This article is about the relationship between displayed emotions and organisational sales. It addresses emotions that employees display at the workplace, and the effects those emotions have on organisational sales. Sutton and Rafaeli provide that emotions that employees display at the workplace are caused by factors such as job characteristics, stress, compensation and/or relationship with supervisors.
Furthermore, they provide a variety of forces that explain emotional variations that employees display within organisations. For instance, internal feelings of employees influence certain behaviours. This means that satisfied employees may show genuine smiles and laughter when they interact with customers or co-workers.
On the other hand, dissatisfied employees may frown and grunt during such interactions. However, there are distinct differences between emotions that employees feel and that they display on the job. This is because employers expect employees to express emotions that contradict with their true feelings for the good of their organisation.
Furthermore, the article provides different practices that organisations use to ensure that employees express pleasant emotions at workplace. Those practices include recruitment and selection, socialisation, rewards, and punishments. They are also called display rules. Organisations enforce display rules because they believe that displayed emotions operate as control moves.
Moreover, this article provides that emotions displayed by employees influence consumers’ or colleagues’ behaviours. It also provides that expressed emotions can be the employees’ descriptors as well as the organisational attributes. Finally, the article provides a research study of 576 Convenience Stores to ascertain whether displayed employee emotions influence the customers’ buying behaviours.

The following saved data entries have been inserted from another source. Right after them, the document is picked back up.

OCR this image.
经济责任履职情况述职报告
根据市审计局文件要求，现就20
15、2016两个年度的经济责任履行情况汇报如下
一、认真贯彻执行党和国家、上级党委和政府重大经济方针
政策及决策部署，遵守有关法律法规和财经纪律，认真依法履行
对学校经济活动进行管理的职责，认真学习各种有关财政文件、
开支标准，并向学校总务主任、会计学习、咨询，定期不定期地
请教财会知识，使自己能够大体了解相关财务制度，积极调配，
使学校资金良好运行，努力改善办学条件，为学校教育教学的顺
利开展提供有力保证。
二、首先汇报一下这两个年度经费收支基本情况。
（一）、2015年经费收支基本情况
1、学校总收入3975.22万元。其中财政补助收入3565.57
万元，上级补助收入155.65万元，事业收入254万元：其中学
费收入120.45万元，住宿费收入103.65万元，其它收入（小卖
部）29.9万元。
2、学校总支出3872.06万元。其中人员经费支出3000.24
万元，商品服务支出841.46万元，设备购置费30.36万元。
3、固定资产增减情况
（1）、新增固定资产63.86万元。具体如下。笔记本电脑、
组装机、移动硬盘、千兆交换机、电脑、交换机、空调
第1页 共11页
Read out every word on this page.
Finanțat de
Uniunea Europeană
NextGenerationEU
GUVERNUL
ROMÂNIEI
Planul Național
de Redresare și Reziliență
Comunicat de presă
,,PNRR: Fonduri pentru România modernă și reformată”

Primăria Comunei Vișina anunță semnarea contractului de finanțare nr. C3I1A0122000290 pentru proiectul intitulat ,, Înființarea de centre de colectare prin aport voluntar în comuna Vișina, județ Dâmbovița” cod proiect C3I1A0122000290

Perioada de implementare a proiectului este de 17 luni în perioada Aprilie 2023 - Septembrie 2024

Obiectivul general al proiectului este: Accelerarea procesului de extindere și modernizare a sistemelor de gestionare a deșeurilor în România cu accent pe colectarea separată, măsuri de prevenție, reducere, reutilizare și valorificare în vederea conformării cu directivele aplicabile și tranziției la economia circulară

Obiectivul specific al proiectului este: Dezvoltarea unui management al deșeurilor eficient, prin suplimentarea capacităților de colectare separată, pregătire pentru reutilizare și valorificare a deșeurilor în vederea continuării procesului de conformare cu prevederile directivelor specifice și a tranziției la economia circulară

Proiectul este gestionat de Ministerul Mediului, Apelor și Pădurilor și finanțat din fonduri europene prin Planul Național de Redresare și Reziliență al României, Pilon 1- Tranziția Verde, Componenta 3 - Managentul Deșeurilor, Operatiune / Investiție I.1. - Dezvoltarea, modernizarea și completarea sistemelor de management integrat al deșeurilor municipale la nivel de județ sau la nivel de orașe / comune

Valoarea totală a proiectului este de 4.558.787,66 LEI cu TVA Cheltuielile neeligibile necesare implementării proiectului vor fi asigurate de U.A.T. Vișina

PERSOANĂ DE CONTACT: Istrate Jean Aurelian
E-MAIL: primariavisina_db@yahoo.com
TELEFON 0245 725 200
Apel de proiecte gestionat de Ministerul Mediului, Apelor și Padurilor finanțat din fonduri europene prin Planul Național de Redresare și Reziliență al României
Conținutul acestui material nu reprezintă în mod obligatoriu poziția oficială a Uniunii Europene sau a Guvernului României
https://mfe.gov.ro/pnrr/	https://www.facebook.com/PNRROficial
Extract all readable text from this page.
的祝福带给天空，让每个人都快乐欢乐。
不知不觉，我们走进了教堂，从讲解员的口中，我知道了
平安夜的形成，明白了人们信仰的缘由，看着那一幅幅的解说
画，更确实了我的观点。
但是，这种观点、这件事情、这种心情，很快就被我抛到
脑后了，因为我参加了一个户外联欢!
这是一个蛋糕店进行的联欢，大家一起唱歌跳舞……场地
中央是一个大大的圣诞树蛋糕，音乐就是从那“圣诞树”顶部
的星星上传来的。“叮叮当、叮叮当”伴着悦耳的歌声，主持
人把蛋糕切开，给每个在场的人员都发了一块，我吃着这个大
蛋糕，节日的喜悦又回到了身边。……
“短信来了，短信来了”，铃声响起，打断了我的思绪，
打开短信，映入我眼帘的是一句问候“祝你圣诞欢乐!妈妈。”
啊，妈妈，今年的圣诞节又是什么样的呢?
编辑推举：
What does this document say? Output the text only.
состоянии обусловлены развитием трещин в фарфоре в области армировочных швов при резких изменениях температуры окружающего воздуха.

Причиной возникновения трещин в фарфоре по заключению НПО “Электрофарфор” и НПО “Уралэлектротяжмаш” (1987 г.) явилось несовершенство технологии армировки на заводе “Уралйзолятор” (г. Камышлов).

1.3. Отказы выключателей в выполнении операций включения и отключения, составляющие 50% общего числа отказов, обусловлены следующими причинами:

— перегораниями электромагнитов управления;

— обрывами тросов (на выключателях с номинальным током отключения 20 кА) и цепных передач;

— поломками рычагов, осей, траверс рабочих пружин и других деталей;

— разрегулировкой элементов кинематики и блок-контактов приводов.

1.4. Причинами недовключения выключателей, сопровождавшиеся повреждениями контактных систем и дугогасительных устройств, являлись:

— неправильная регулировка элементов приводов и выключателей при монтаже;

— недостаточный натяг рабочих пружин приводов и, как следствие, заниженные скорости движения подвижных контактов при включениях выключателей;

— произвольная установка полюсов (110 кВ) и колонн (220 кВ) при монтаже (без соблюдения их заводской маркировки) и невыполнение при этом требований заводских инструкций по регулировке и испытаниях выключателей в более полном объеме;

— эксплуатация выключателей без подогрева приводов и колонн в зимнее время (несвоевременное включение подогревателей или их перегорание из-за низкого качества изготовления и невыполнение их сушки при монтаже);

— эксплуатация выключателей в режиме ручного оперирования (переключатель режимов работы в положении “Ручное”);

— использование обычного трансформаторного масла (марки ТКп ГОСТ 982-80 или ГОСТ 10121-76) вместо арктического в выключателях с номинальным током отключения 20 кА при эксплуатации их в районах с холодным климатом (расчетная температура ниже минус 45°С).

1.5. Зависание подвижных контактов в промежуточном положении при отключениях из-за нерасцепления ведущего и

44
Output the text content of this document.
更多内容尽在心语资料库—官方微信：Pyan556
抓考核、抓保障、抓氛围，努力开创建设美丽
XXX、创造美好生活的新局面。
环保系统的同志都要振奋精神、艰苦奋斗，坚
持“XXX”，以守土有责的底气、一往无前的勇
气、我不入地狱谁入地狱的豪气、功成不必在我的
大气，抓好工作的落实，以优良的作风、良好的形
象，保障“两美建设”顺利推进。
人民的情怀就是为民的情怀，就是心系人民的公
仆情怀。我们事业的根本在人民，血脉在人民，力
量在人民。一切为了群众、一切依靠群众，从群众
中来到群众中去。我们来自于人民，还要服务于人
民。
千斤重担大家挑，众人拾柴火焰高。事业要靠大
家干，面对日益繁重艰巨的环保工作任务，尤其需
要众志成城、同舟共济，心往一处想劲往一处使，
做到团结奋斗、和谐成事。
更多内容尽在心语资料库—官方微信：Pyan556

What Sutton and Rafaeli (1988) are trying to find out in their Study
Sutton and Rafaeli (1988) are trying to find out the impact of expressed individual emotions on other people’s behaviours. They hypothesized that displayed emotions can act as “control moves” and can influence the reactions of customers towards the services that various organisations offer.
Moreover, they are trying to investigate the relationship between employee expressed emotions and sales in retail stores. Furthermore, they are focused on studying the effects of two social amenities, greetings and thanking, and two forms of nonverbal behaviour, smiling and establishing eye contact, on customer behaviour and organisational sales.
In addition, Sutton and Rafaeli are interested in studying the employee courtesy and the impact it creates in the customers’ mind concerning shopping from the store once again. In summary, the researchers are focused on studying the relationship between displayed organisational emotions and the impact it creates on its overall sales.
The Findings of this Study
The researchers had hypothesized that, employees’ positive emotions influence the behaviour of customers and contributes to more organisational sales. However, after carrying out quantitative study of 576 Convenience Stores, they found a negative relationship between positive emotions that employees displayed and the total store sales. In fact, they found that high levels of expressed positive emotions led to lower levels of overall store sales.
They also found that there was a relationship between the line length in the store and the display of positive emotions. This led them to conduct a qualitative study about busy and slow settings to understand why quantitative evidence contradicted with their fundamental hypothesis.
Qualitative study led the researchers to conclude that employees’ positive emotions may not be a control move that influences the customers’ buying behaviour. Furthermore, they found that store sales reflected the store pace and the amount of pressure put on clerks and customers.
They found that, slow and busy store times determine whether the clerks’ positive emotions are significant in influencing the customers’ buying behaviours from the store or not. In addition, they discovered that store pace is the cure that determines the norms of emotional expressions that should be applied at given moments.
During busy times, an expression of positive employee emotions is not essential while during slow times, an expression of pleasant emotions is vital. Lastly, they found that for Convenience Stores, clerks were less likely to display warm emotions such as keeping eye contact, smiling, and thanking customers during busy times than they were during slow times.
The Implications of this Study for Convenience Stores
This study implies that the relationship between Convenience Stores clerks and the customers’ buying behaviour may not be influenced by displayed positive emotions. Therefore, convenience stores managers should be careful when implementing policies that require employees to display pleasant emotions to customers.
When the managers are setting up organisational norms, they should specify when and how the clerks/employees should display pleasant emotions to avoid compromising the efficiency of the customer service.
Moreover, it has been discovered that busy stores put pressure on customers and employees that make the display of positive emotions insignificant. This implies that managers should introduce single lines for multiple clerks to reduce stress on the clerks and customers. This will promote display of pleasant emotions and make them significant in determining the organisational sales.